Vol. 15, no. 2 (Autumn 1971)
Editorial Staff | David L. Greene, John Fricke, James E. Haff, and Peter E. Hanff (uncredited) |
Layout by John Fricke
Front cover art by Dick Martin, adapted from an unused jacket design by Dirk Gringhuis (The Hidden Valley of Oz)
Back cover art by Dick Martin, adapted from an advertisement (cut-out paper Woozy)
Autumn 1971 Selected Contents
This is a guide to the articles and reviews from the issue that will most benefit researchers, scholars, and collectors. The printed issue includes additional content such as news, editorial letters, and other commentary-based departments.
The Fifth Royal Historian
John Fricke looks briefly at the writing career of author Rachel R. Cosgrove (later Rachel Cosgrove Payes) subsequent to her publication of The Hidden Valley of Oz. Includes a couple of substantial quotes.
Rachel Cosgrove in Oz
Edward Wagenknecht takes a look at The Hidden Valley of Oz on its twentieth anniversary and comes away impressed.
Dirk Gringhuis
Fred M. Meyer presents a brief biographical sketch of the illustrator credited only as “Dirk.” Includes a new quote from the artist, as well as a special new illustration for the Bugle.
Bibliographia Baumiana
Dick Martin collates bibliographical data about the early printings of Baum’s non-Oz books. This installment focuses on L. Frank Baum’s Juvenile Speaker and Baum’s Own Book for Children. A revised and expanded examination would later be published in the Winter 1996 issue.
A Magnetic Personality
A reproduction of one installment of L. Frank Baum and Walt McDougall’s Queer Visitors from the Marvelous Land of Oz newspaper comic page in 1905.
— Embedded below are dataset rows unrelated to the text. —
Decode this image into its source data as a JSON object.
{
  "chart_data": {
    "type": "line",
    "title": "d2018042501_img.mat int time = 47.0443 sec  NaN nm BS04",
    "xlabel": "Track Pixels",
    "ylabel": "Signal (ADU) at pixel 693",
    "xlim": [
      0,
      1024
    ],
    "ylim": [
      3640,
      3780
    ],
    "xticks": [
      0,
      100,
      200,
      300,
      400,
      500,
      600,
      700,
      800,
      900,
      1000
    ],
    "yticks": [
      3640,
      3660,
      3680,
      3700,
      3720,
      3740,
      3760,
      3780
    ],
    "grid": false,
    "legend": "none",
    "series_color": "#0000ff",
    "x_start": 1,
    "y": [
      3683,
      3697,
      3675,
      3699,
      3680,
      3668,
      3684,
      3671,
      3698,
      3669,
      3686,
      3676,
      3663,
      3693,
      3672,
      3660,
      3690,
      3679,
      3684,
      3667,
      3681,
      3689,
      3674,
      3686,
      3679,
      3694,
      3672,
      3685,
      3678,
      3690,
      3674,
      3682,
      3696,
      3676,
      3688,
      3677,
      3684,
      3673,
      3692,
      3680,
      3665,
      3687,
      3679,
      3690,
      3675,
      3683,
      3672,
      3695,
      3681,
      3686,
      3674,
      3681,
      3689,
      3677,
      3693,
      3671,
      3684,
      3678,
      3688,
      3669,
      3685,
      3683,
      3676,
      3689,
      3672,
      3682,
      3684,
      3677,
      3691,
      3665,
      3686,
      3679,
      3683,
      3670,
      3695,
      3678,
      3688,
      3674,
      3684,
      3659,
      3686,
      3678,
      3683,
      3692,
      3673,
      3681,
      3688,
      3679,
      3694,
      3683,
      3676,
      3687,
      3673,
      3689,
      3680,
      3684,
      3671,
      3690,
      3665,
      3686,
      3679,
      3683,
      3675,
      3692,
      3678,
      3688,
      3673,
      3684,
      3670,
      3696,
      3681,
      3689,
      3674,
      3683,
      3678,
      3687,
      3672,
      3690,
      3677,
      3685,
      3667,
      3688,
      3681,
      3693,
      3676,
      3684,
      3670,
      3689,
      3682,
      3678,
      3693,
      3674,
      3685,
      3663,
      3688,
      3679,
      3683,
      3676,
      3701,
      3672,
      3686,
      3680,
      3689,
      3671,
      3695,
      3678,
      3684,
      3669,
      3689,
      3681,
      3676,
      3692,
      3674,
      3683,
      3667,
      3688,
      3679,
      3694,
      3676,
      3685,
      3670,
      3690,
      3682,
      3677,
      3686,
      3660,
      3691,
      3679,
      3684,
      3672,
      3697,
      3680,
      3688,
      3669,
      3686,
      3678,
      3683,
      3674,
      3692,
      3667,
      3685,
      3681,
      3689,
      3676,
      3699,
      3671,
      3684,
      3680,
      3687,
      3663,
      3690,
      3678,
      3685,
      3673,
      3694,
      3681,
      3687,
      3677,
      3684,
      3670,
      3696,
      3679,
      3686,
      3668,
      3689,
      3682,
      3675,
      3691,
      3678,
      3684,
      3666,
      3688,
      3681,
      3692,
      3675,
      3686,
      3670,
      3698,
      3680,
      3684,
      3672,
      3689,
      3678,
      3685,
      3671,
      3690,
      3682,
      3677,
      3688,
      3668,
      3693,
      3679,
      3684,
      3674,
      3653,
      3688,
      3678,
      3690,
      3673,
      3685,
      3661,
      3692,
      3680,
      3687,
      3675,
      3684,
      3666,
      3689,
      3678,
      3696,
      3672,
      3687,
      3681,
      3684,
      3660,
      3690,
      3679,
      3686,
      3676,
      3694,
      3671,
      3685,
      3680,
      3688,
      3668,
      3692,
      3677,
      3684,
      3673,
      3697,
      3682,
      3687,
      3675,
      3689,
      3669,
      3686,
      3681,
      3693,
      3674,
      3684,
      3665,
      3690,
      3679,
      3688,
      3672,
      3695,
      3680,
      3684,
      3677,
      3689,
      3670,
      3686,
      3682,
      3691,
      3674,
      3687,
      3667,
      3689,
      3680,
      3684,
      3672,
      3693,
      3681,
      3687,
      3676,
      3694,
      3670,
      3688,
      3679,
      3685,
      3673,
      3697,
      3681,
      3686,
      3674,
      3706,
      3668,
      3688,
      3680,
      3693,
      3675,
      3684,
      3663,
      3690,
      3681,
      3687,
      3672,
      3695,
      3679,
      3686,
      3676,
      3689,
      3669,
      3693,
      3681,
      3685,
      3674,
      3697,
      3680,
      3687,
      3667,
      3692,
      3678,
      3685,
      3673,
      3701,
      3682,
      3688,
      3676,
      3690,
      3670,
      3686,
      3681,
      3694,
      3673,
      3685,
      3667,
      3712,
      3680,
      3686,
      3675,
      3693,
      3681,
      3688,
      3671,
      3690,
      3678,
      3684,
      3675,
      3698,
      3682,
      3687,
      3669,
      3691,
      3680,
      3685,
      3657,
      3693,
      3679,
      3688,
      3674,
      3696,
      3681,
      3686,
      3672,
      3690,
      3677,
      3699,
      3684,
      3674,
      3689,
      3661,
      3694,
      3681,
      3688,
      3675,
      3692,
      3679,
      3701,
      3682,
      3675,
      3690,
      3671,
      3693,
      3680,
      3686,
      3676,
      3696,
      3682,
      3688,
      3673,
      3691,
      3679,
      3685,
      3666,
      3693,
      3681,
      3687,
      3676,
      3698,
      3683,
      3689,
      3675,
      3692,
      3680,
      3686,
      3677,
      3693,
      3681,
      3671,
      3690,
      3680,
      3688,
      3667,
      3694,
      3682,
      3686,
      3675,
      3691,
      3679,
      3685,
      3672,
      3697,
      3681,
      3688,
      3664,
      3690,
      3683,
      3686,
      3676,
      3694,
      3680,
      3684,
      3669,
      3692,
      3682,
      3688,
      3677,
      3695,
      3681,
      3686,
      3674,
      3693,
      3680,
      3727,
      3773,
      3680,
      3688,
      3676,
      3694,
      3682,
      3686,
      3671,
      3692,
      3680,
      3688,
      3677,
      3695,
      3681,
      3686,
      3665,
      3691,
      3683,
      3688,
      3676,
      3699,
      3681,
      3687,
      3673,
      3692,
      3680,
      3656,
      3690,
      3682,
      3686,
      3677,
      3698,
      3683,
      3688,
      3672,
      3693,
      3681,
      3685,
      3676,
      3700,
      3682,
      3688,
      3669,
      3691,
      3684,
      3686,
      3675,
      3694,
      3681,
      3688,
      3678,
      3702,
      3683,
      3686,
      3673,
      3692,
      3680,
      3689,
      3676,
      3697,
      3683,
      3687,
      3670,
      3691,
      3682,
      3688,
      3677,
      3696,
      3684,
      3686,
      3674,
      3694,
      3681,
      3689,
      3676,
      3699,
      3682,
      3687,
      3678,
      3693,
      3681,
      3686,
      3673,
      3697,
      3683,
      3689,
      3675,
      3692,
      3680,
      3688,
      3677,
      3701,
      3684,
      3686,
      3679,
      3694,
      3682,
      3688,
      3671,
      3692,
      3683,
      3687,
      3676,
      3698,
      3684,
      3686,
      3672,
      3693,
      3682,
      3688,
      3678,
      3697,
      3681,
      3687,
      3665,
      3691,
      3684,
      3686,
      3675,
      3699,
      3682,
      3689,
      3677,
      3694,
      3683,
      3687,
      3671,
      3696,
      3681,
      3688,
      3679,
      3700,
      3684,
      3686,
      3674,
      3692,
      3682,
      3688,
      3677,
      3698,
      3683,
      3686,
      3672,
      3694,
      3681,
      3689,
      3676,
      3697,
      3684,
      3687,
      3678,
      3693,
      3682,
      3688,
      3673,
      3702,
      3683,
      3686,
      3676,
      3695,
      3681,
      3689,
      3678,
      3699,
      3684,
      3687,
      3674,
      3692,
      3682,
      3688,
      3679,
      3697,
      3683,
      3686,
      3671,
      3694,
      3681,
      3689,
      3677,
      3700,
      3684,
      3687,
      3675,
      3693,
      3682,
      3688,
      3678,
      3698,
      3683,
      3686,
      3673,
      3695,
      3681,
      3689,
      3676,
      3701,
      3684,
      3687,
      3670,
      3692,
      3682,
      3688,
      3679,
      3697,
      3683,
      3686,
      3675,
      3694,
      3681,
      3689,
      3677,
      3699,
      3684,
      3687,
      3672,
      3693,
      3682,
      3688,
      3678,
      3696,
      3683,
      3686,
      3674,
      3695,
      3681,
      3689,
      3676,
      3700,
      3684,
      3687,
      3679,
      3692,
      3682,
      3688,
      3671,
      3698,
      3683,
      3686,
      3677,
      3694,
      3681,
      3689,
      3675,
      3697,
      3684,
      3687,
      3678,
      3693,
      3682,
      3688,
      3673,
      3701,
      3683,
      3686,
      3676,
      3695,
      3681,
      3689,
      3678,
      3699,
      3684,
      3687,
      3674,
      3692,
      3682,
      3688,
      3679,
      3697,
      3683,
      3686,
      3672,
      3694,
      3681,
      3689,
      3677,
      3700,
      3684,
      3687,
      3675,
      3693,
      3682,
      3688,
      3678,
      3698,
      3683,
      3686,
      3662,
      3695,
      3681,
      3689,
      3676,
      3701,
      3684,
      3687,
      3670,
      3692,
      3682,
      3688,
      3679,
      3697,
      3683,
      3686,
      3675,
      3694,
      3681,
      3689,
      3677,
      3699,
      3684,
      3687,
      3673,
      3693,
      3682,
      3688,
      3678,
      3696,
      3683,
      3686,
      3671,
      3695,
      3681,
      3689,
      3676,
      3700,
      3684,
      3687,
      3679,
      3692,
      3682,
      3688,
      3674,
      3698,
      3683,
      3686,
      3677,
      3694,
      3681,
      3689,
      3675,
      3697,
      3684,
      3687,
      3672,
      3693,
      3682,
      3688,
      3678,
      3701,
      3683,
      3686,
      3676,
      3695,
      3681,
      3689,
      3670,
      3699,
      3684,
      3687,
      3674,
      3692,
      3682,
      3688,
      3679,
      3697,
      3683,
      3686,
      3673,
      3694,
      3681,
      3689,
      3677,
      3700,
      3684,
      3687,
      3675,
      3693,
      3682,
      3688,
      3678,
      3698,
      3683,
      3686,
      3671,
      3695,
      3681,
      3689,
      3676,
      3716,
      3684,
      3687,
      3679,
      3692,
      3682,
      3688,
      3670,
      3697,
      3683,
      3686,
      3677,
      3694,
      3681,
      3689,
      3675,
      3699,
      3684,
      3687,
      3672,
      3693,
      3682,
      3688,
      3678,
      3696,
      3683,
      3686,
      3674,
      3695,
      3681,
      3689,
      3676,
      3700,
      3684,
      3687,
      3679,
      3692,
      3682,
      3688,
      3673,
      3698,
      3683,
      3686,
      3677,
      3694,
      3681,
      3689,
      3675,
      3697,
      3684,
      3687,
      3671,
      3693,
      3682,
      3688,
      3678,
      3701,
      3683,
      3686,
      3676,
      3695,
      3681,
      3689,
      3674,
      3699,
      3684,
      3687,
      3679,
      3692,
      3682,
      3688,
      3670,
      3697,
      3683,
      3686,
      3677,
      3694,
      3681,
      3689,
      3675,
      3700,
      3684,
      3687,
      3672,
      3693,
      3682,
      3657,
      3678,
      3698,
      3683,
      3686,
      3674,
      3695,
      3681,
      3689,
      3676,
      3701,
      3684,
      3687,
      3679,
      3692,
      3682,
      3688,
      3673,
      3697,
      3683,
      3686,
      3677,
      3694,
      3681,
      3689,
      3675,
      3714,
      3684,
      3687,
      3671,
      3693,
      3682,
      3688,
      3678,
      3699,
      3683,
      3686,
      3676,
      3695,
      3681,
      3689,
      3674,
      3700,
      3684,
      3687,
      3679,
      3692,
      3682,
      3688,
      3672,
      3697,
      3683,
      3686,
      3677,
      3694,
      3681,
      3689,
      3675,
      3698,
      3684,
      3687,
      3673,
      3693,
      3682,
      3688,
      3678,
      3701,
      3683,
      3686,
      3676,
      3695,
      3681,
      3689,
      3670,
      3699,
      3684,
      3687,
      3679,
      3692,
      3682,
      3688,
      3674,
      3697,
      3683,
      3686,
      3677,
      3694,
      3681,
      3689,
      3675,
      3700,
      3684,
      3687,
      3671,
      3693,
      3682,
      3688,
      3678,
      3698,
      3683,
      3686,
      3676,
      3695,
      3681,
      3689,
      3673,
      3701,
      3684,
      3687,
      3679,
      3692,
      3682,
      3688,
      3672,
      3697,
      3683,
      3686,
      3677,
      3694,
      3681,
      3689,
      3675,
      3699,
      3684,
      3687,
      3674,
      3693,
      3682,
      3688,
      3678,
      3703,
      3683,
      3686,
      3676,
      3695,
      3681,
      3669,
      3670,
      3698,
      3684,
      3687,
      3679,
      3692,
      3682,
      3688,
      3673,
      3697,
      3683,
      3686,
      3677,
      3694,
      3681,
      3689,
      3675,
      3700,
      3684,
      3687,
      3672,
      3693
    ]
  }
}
The Writing of Two L. Frank Baum Fantasies
Using newly discovered correspondence between Baum and his publishers, in 1912, as his basis, David L. Greene reveals hitherto unknown aspects of the creation of The Patchwork Girl of Oz and John Dough and the Cherub.
Bibliographia Pseudonymiana
Douglas G. Greene collates bibliographical data about the early printings of Baum’s works published under a pseudonym. This installment focuses on “Floyd Akers’s” The Boy Fortune Hunters in Alaska.
The Meaning of “Oz”
Jay Delkin looks at the changing nature of the famous word within Baum’s own books, where, of course, it was originally used to designate the Wizard, not the country he governed (which was, instead, far more literally “the land of Oz”).